So if I get y = -0.0156x + 7.4019 do I solve it to get the time constant? Because I read somewhere that m (slope), in this case -0.0156, is the time constant but that is not right...is it?

I will be careful with the graph make sure to see if it is a curve or line~ Thanks again!

12. Jun 2, 2015

### Simon Bridge

if y is the temperature and x is the time, and the line is y=mx+c then the time coefficient is |m|.
That equation does not, properly, have a time constant in it. The time constant belongs to an exponential equation.

do you have a plot of log-temperature vs time?
Is that a better or worse straight line than the graph of temperature vs time?

13. Jun 3, 2015

### Ying_Thes

I have plotted a graph of log-temperature vs time by transforming the temperature data using LOG10 (data), is this correct for getting the log-temperature? The line mimics that of the temperature vs time plot very closely.

If the data does not produce a straight line plot, is there another way to calculate time constant? I ask because we had 2 temperature loggers on each fluid bag one on the outside and the other on the contact side where the bag is in contact with the tree trunk and whilst the contact side temperature is constantly decreasing in a nice straight line, the temperature on the outside is decreasing but has quite a lot of fluctuations causing wavy lines.

14. Jun 3, 2015

### Simon Bridge

You need to use the natural logarithm (log base e) rather than the log10, which is log base 10.

Temperatures cooling usually follow a curve that looks like y=Yexp(-t/T) and T is called the "time constant".
If you take the natural logarithm of both sides you get:

ln(y) = ln(Y) - t/T

The slope of the ln(y) vs t graph will be m=-1/T so T=-1/m

Fluctuations don't matter so much as long as the fluctuations are within the uncertainty limits of the experiment.
You would take the log-lin plot as before and find the best fit line.

If the fluctuations look periodic rather than random, the you may have another influence on the experiment you have not accounted for.
Remember - straight lines don't actually have a time constant - they have a slope of a time-coefficient.
Time constants are also called decay constants - they are characteristic of exp functions.

Is this a senior college or senior secondary school project?

15. Jun 4, 2015

### Ying_Thes

Hi Simon,

The plot of lnTemp vs time and Temp vs Time are virtually identical, and they both show a slight curve but the lnTemp vs Time plot does fit the straight line slightly better.

So if I get the equation for the fitted line in the format of y=mx + c how would I be able to get the Time Constant from the time-coefficient?

This is a undergraduate honours project, so I think it would be college on your side of the world.

16. Jun 4, 2015

### Simon Bridge

All right then - you will have to argue that the temp vs time plot is linear - with a slope = ... whatever slope you get.
You'll have to do this by providing the different plots and asserting that the lin-lin plot is the best fit to a line.
Use a least-squares fit to get the slope and the uncertainty on the slope.

You cannot get the time constant from the time coefficient - the graph is linear.
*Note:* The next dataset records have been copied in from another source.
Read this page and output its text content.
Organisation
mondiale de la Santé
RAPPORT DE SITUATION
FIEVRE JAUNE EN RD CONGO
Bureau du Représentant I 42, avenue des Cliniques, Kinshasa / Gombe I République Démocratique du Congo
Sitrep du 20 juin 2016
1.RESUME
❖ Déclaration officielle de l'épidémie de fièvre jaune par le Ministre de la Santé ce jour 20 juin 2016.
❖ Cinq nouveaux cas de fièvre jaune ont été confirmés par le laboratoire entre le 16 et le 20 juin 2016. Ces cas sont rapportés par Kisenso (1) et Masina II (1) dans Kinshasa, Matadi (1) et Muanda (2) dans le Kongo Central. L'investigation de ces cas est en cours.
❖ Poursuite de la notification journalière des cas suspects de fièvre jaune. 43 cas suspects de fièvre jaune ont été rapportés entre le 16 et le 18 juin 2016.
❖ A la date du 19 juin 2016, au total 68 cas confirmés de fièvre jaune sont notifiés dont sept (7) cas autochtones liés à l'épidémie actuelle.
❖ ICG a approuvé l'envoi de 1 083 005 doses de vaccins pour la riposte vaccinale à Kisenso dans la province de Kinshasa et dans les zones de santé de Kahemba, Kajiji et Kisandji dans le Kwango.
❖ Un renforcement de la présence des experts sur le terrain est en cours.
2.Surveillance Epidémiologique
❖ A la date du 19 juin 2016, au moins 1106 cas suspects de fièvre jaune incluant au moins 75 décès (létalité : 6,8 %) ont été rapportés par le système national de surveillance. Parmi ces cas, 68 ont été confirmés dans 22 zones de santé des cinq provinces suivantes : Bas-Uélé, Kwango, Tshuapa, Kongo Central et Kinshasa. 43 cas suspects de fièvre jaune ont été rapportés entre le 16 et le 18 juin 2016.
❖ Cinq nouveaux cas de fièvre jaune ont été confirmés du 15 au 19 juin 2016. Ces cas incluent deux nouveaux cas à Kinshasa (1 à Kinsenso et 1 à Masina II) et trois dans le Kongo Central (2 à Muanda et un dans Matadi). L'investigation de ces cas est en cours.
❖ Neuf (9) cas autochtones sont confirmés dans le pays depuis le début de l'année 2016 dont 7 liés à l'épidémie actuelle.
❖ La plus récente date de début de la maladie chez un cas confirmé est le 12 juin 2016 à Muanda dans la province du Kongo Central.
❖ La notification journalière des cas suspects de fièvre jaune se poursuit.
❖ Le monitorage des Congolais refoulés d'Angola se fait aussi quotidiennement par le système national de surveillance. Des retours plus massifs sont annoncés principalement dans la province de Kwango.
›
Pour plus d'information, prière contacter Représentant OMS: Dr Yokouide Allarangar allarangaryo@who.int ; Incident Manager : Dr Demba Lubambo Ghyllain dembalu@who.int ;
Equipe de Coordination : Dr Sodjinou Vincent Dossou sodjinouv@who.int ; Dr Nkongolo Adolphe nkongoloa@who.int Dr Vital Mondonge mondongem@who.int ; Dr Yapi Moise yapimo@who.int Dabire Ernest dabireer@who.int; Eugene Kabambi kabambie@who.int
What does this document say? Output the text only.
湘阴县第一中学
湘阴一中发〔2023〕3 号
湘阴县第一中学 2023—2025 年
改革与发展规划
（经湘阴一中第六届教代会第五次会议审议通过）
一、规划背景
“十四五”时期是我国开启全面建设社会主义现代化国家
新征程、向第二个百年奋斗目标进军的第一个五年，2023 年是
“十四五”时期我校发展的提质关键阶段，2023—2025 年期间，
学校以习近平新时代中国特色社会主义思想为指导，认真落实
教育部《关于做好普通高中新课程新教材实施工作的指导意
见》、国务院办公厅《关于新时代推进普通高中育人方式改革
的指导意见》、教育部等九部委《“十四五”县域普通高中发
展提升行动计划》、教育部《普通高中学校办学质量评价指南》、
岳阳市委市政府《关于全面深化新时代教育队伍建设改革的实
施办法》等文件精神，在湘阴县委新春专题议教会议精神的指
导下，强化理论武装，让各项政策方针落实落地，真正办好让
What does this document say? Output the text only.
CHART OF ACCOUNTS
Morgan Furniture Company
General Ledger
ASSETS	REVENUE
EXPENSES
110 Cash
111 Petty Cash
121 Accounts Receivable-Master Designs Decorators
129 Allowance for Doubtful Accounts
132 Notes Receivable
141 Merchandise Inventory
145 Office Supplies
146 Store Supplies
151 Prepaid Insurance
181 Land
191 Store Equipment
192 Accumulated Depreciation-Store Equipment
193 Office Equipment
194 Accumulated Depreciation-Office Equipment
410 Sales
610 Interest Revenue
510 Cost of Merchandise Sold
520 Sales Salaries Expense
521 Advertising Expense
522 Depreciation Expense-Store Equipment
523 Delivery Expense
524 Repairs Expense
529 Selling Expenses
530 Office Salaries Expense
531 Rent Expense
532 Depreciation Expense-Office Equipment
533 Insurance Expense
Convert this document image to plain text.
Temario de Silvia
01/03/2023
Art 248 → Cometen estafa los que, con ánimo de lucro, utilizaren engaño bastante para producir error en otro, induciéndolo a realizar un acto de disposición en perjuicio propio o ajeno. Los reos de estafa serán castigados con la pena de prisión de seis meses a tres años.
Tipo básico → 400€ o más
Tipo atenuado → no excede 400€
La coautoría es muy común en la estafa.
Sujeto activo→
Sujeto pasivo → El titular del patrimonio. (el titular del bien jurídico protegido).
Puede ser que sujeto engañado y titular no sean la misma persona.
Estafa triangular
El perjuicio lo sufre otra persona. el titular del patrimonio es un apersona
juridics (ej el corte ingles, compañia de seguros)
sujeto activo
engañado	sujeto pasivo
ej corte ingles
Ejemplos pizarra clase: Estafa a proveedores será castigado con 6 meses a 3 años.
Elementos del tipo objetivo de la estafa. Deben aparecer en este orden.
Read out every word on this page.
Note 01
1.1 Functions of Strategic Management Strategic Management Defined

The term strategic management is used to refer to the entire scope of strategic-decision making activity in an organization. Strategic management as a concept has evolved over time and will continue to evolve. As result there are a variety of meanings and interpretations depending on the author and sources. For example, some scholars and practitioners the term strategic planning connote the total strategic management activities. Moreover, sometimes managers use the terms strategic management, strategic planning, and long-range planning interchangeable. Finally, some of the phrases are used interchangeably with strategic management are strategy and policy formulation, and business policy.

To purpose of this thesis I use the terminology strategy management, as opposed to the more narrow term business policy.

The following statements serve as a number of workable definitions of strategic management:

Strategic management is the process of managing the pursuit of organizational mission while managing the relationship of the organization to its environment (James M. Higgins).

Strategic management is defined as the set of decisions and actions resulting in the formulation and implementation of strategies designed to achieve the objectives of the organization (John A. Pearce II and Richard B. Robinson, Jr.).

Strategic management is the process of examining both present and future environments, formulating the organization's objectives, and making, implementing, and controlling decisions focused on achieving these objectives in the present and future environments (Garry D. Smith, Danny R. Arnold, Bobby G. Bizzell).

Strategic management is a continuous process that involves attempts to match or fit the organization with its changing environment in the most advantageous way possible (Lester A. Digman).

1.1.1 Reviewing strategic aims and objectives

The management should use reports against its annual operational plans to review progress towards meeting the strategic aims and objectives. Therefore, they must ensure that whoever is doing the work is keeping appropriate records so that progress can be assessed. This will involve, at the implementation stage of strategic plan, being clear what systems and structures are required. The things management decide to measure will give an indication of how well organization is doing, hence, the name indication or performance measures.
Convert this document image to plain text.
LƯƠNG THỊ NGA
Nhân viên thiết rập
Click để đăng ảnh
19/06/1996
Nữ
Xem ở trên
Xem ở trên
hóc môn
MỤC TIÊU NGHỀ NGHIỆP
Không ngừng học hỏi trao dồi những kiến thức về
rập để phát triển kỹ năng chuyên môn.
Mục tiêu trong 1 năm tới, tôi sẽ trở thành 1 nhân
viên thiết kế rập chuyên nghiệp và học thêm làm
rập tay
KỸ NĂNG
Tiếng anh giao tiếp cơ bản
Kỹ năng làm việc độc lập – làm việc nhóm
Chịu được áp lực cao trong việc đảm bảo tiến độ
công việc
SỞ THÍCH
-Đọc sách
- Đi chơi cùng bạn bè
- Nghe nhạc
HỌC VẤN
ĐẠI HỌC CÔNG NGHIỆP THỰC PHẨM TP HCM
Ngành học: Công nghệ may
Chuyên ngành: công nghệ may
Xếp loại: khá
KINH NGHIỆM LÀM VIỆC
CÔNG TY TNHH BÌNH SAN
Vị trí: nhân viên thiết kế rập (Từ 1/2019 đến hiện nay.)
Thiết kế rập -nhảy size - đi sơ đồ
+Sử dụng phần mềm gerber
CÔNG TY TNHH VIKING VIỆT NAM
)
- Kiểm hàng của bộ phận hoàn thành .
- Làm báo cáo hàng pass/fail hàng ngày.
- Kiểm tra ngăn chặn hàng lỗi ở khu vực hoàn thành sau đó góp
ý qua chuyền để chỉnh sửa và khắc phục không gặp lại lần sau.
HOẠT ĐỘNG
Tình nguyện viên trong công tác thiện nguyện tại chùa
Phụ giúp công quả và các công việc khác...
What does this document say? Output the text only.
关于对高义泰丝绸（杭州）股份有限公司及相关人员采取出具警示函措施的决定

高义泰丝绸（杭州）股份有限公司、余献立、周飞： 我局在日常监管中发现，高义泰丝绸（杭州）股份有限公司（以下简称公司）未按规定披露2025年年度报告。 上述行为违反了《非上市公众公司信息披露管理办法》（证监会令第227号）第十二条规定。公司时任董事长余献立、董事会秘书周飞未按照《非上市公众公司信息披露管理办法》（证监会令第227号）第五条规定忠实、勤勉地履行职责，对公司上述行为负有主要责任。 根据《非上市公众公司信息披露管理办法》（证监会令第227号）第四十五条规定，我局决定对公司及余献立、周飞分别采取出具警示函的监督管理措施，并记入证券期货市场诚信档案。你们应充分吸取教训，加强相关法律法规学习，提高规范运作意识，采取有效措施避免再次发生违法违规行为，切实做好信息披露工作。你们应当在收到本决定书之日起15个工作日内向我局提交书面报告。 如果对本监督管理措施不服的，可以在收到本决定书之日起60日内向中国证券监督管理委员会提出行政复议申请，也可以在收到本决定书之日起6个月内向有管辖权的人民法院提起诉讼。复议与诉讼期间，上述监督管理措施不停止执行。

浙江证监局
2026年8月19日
You can cal it "the time constant" if you like but it is unlikely that this is what your supervisor is thinking of.

I am puzzled that you have not learned to do this as a 1st year tertiary student.
You should review your previous years experimental work.

17. Jun 4, 2015

### Ying_Thes

Hi Simon,
I was a Veterinary Technology major, and am currently doing Animal Sciences, not physics which would probably explain why I haven't learned about the time constant etc and physics in general since we didn't have any classes for those. This is my first time actually doing thing kind of experiments.

Thanks for all the help.